Ulster: Time to Push On
In Northern Ireland's slow-motion struggle between Protestants and Catholics, the short term seems always with us. The long term - peaceful settlement - appears to recede just out of reach as the two sides wrestle for advantage.
Once more, that frustrating - and tantalizing - picture faces the British and Irish governments as they get one side, Sinn Fein, near the bargaining table only to see the other, Protestant Unionists, balk in suspicion.
But to give in to pessimism would be as foolhardy as living by the old math conundrum that if you repeatedly walk half the distance to a door you will never get through it. Too much is at stake for that kind of thinking. Namely: normality of life for 1.7 million predominantly peaceable people in Northern Ireland, the lives of innocents randomly hit by bombs in Britain, and the ability of London and Dublin to get on with normal trade, growth, and shaping European union.

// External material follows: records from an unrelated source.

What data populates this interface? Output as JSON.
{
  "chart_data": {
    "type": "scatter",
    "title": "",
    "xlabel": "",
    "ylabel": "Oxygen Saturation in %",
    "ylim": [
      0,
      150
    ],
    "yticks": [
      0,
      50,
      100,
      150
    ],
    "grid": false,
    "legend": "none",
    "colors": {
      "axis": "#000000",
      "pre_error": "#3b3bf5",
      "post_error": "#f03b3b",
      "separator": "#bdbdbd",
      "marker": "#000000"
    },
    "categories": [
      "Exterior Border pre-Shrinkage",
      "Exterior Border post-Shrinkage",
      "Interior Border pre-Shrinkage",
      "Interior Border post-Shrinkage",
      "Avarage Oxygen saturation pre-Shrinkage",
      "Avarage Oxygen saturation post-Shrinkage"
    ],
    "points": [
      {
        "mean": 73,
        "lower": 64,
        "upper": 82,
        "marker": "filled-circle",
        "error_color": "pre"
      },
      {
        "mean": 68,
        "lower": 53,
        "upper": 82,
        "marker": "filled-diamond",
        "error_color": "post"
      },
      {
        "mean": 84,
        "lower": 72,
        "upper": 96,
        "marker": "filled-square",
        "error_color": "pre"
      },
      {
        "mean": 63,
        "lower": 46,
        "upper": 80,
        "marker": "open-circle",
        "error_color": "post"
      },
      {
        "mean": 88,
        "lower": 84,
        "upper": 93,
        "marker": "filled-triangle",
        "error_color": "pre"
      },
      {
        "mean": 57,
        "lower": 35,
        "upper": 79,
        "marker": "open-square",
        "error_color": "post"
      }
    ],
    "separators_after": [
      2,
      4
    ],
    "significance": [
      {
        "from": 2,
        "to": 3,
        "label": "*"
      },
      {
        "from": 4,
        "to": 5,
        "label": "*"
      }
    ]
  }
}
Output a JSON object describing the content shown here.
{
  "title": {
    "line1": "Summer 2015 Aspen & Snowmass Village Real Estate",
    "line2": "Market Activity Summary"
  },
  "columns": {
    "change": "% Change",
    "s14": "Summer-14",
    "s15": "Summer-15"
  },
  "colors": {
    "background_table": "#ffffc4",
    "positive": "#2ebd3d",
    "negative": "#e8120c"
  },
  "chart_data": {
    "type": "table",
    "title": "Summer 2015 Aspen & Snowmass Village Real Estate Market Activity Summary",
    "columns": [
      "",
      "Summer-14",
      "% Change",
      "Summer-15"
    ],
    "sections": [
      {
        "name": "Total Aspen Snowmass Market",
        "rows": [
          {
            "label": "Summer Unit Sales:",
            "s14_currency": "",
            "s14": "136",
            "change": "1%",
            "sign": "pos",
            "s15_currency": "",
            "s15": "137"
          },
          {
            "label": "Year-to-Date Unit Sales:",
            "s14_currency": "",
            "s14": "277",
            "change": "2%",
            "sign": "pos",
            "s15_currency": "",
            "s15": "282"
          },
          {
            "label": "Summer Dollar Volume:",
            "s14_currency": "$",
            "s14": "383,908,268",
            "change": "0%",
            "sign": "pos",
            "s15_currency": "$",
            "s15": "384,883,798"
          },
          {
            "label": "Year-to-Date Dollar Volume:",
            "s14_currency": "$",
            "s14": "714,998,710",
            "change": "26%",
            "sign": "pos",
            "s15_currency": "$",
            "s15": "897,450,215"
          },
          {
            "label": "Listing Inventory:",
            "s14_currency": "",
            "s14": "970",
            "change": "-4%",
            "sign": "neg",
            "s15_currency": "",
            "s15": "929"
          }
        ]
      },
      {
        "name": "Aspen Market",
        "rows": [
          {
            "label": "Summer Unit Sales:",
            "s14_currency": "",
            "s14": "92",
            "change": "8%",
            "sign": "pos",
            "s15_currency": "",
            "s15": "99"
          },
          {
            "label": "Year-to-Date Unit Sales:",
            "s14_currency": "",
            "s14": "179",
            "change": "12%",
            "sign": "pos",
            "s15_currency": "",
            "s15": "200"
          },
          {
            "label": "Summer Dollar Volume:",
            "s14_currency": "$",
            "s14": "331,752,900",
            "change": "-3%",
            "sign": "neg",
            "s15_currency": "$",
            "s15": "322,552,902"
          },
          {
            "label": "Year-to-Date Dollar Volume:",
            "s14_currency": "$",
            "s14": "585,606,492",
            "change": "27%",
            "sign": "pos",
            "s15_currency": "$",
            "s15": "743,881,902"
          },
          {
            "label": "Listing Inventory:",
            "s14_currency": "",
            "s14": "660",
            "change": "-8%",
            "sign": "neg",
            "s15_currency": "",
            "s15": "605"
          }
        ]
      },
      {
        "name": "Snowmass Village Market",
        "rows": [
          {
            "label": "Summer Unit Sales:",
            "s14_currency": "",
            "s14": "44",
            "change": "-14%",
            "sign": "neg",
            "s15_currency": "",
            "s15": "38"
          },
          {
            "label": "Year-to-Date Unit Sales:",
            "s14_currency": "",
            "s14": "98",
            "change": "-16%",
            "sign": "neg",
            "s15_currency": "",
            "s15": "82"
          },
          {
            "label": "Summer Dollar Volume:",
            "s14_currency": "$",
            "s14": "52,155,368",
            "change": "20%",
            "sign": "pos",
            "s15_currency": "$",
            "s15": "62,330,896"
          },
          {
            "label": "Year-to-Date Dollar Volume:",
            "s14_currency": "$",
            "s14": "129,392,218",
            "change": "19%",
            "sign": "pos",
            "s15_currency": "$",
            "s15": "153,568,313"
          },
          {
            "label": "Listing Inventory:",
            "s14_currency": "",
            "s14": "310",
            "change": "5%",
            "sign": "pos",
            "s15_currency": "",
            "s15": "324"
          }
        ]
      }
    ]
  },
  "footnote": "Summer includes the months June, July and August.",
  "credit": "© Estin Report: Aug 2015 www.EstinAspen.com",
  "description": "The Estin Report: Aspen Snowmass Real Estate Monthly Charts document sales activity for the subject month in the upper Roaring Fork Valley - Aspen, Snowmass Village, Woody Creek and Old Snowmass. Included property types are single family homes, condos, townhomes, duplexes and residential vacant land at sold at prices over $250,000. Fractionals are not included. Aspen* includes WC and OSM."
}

Britain's fresh new Blair government was right to take away the IRA terrorists' excuse for continuing their savage bombing campaign by agreeing to separate talks about decommissioning weapons. London and Dublin were also right to say Sinn Fein would not be admitted to the peace talks until the IRA cease-fire had held over the next six weeks. (That's no sure guarantee, as the IRA's previous breaking of its own cease-fire showed. But it tends to reinforce restraint.)
Now it's up to the understandably wary moderate Unionists to stay in the talks and test Sinn Fein's willingness to seek a compromise that could build relations between the opposing communities - as they have been built between Britain and Eire through the years.
Two factors will shape the ultimate outcome. One is demographics. The Catholic community in Northern Ireland, now a 43 percent minority, is gaining in population proportion. Over time, this creates pressure on today's majority Protestants not to wait too long. The second factor is the history of revolutions. Terrorists, like the notorious French Jacobins, cannot survive any degree of success without losing their bitter momentum. A solid majority of the very population group for which they fight invariably opts for normal life, given a decent opportunity.
Working with those factors, it's up to Britain and Eire to corral the two belligerents into a sequence of confidence-building measures. Their test is under way now. In order to get serious consideration of such confidence- building they must get both sides to the bargaining table this September.